Even opponents concede that explosions related to natural gas distribution are extremely rare. But people living near the Riley Road site point to a 2018 explosion of a Columbia pipeline in Massachusetts that killed one person and injured 25 others. While that incident didn’t involve a POD facility, they argue that the incident proves that Columbia can’t be trusted to build a safe facility.

Opponents said in 2019, and again in their latest objections, that POD facilities should be built away from houses in an area zoned for industrial use.

Columbia indicates that any explosion would have a radius of no more than 90 feet — and therefore not risk damage to any existing or planned homes — but opponents claim that Columbia may be lying about this as well.

The dispute seemed to be resolved in spring of 2020, when Columbia announced it had identified a site “in a non-residential zoned area” for the new POD. But that fell through, and Columbia submitted a zoning application this summer to build a new POD at the original site it had proposed in 2019.

Nearby residents have the same objections as they did three years ago. A petition against the current proposal has gained 132 signatures. “Why are we here? I thought we already dealt with this a few years ago,” said one exasperated speaker, nearby resident Greg Corcoran, at a public hearing Sept. 15.

“The question for all my neighbors is, ‘Can Columbia Gas be trusted to live up to all these promises?’” added Peter LeCompte, who lives about 1,500 feet away from the proposed POD.

Kyle Brown, who lives about 700 feet from the proposed facility, said that Columbia should have upgraded its POD long ago. “To me, it speaks to the culture. They don’t plan. They don’t maintain,” he said of the company. “I think a vote for Columbia Gas is kind of a vote against the taxpaying citizens in that part of the county.”

Columbia representatives maintained that there are no other options. Other landowners declined to sell or lease land for the facility, they said. Since the possible sites for a POD are extremely limited — it must be within 100 feet of a “trunk line” that runs along Riley Road and Dumfries Road and near the main TransCanada pipeline — the original site is the only viable one left, they added.

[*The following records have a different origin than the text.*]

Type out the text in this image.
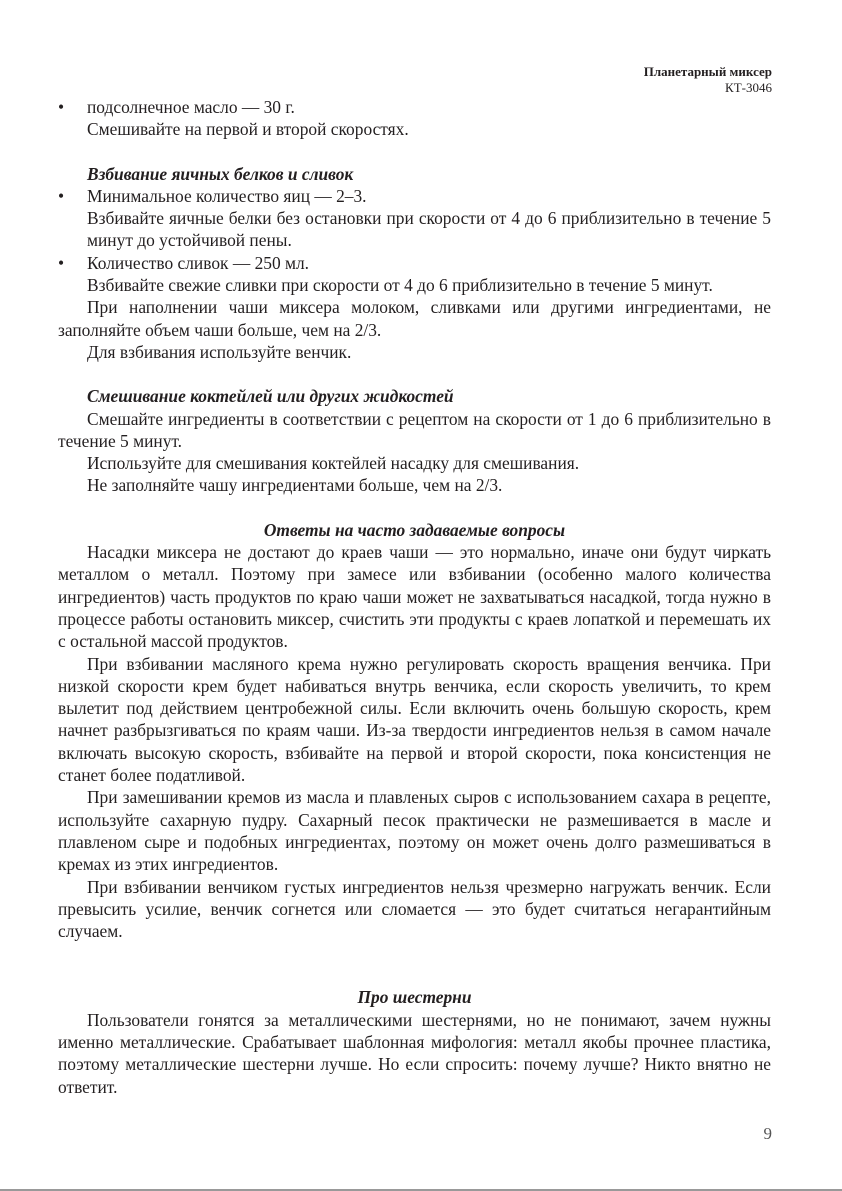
Планетарный миксер
КТ-3046
• подсолнечное масло — 30 г.

Смешивайте на первой и второй скоростях.

Взбивание яичных белков и сливок

• Минимальное количество яиц — 2–3.

Взбивайте яичные белки без остановки при скорости от 4 до 6 приблизительно в течение 5 минут до устойчивой пены.

• Количество сливок — 250 мл.

Взбивайте свежие сливки при скорости от 4 до 6 приблизительно в течение 5 минут.

При наполнении чаши миксера молоком, сливками или другими ингредиентами, не заполняйте объем чаши больше, чем на 2/3.

Для взбивания используйте венчик.

Смешивание коктейлей или других жидкостей

Смешайте ингредиенты в соответствии с рецептом на скорости от 1 до 6 приблизительно в течение 5 минут.

Используйте для смешивания коктейлей насадку для смешивания.

Не заполняйте чашу ингредиентами больше, чем на 2/3.

Ответы на часто задаваемые вопросы

Насадки миксера не достают до краев чаши — это нормально, иначе они будут чиркать металлом о металл. Поэтому при замесе или взбивании (особенно малого количества ингредиентов) часть продуктов по краю чаши может не захватываться насадкой, тогда нужно в процессе работы остановить миксер, счистить эти продукты с краев лопаткой и перемешать их с остальной массой продуктов.

При взбивании масляного крема нужно регулировать скорость вращения венчика. При низкой скорости крем будет набиваться внутрь венчика, если скорость увеличить, то крем вылетит под действием центробежной силы. Если включить очень большую скорость, крем начнет разбрызгиваться по краям чаши. Из-за твердости ингредиентов нельзя в самом начале включать высокую скорость, взбивайте на первой и второй скорости, пока консистенция не станет более податливой.

При замешивании кремов из масла и плавленых сыров с использованием сахара в рецепте, используйте сахарную пудру. Сахарный песок практически не размешивается в масле и плавленом сыре и подобных ингредиентах, поэтому он может очень долго размешиваться в кремах из этих ингредиентов.

При взбивании венчиком густых ингредиентов нельзя чрезмерно нагружать венчик. Если превысить усилие, венчик согнется или сломается — это будет считаться негарантийным случаем.

Про шестерни

Пользователи гонятся за металлическими шестернями, но не понимают, зачем нужны именно металлические. Срабатывает шаблонная мифология: металл якобы прочнее пластика, поэтому металлические шестерни лучше. Но если спросить: почему лучше? Никто внятно не ответит.

9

Finding a new site is made even more difficult because engineering standards have become stricter in the past 50 years, said a Columbia engineer at the public hearing, meaning that the POD must be located on a larger site. “We cannot build today to the 1960s standards it was built on,” Columbia engineer Cody Merkes told planning commissioners. The new facility needs a 100-by-100-foot area, much of which would be taken up by landscape buffering.

“We’ve heard from so many people in the community, and it’s been really tough trying to figure out what the answer is to all of this,” said Planning Commissioner Adrienne Garreau (Scott District), whose district encompasses the area.

“Given we’ve had one in that area, 1,000 feet away, for 50 years, it would be difficult for me to say at this point that it’s not an appropriate area for a POD,” she said. But she emphasized to the dozen or so opponents gathered in the room that, “I hear all of you.”